While AI image detection software is far from reliable, all the above images were run through a program meant to detect AI imagery: Is It AI. All of the above images returned were deemed to be likely generated by an AI.

The text for the ingredients and instructions for the above recipes, meanwhile, is also generated by AI, as disclosed by Instacart itself: "This recipe is powered by the magic of AI, so that means it may not be perfect. Check temperatures, taste, and season as you go. Or totally switch things up — you're the head chef now. Consult product packaging to confirm any dietary or nutritional information which is provided here for convenience only. Make sure to follow recommended food safety guidelines."

A search of Instacart's site for the above text string returned over 8,000 results for recipes ranging from "Grilled Asparagus" to "Argentine Torta de Ricota."

A spot check by BI of five different recipes containing that text all contained photos that were likely also generated by AI, according to the AI-detection software BI used. BI could not determine if this was true for all recipes containing that text string.

A spokesperson for Instacart told BI that the company is "optimizing for the best user experience."

In May 2023, Instacart announced it was partnering with OpenAI to create an "Ask Instacart" AI model that would allow users to ask Instacart questions about what to make for dinner. In that press release, it did not disclose that it would also be adding AI recipes to the site too.

"We are constantly iterating on our product to align with consumer expectations as generative AI technology matures," the spokesperson said.

Multiple companies have been accused of or admitted to using generative AI imagery in the past year. Reuters reported that large advertising agencies are using generative AI art in advertisements. Wacom, which makes tablets popular with digital artists, deleted images many suspected were created by generative AI. Wizards of the Coast, a gaming company, apologized after it was caught using generative AI in some advertisements.

With a few exceptions, such as Adobe Firefly, most generative AI imagery remains in a legal gray area regarding copyright infringement and intellectual property rights, as nearly all are trained on imagery not licensed for use in AI training data sets.

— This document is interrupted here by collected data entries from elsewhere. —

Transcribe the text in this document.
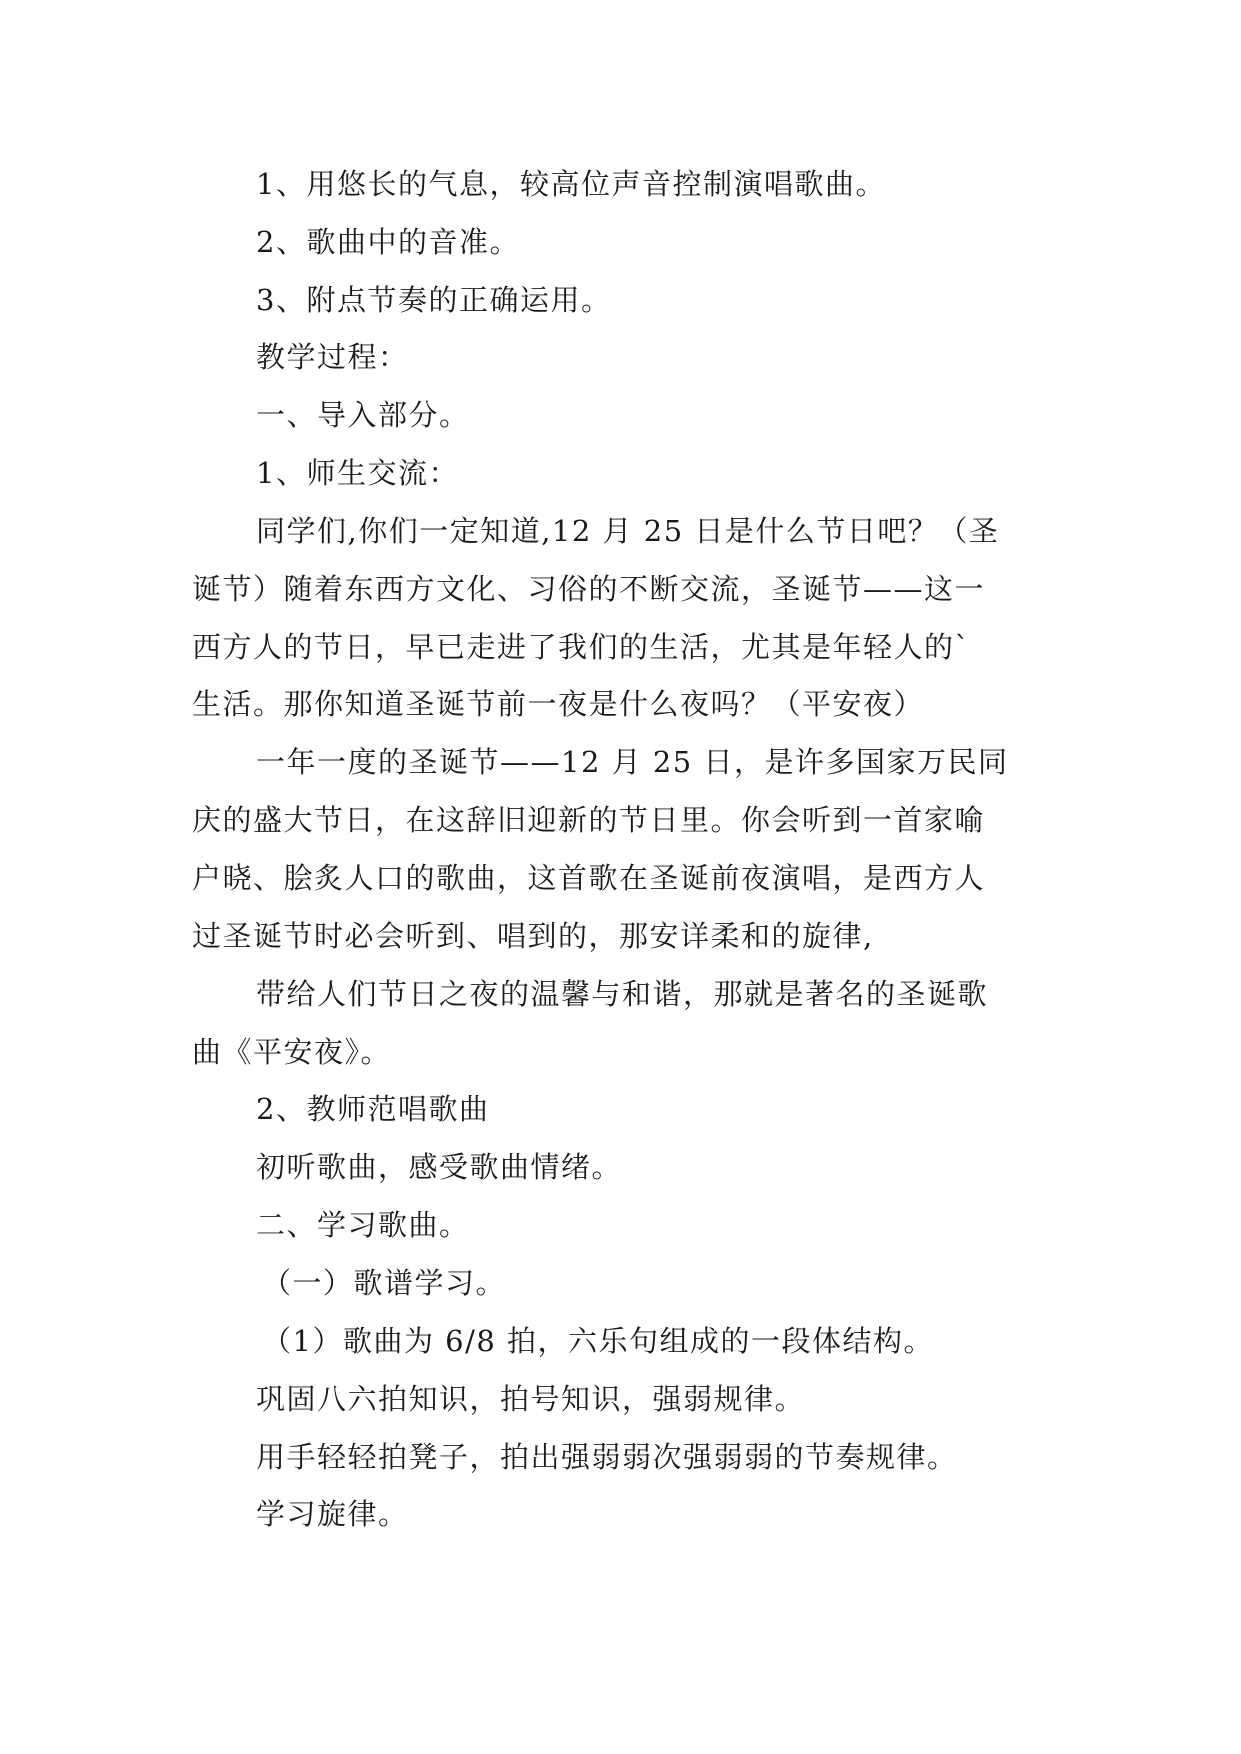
1、用悠长的气息，较高位声音控制演唱歌曲。
2、歌曲中的音准。
3、附点节奏的正确运用。
教学过程：
一、导入部分。
1、师生交流：
同学们,你们一定知道,12 月 25 日是什么节日吧？（圣
诞节）随着东西方文化、习俗的不断交流，圣诞节——这一
西方人的节日，早已走进了我们的生活，尤其是年轻人的`
生活。那你知道圣诞节前一夜是什么夜吗？（平安夜）
一年一度的圣诞节——12 月 25 日，是许多国家万民同
庆的盛大节日，在这辞旧迎新的节日里。你会听到一首家喻
户晓、脍炙人口的歌曲，这首歌在圣诞前夜演唱，是西方人
过圣诞节时必会听到、唱到的，那安详柔和的旋律,
带给人们节日之夜的温馨与和谐，那就是著名的圣诞歌
曲《平安夜》。
2、教师范唱歌曲
初听歌曲，感受歌曲情绪。
二、学习歌曲。
（一）歌谱学习。
（1）歌曲为 6/8 拍，六乐句组成的一段体结构。
巩固八六拍知识，拍号知识，强弱规律。
用手轻轻拍凳子，拍出强弱弱次强弱弱的节奏规律。
学习旋律。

Getty has filed lawsuits against Stability AI, accusing it of using its photos without paying for them. (Axel Springer, BI's parent company, has agreed to partner with OpenAI to eventually provide content from Axel Springer properties to queries by users in ChatGPT.)

Instacart, one of the few companies to go public in 2023, was down 25% from its IPO price of $30 at the end of trading on Friday. With the exception of a brief pop during its debut, the stock has struggled to surpass its IPO price. Its next earnings report is scheduled for mid-February.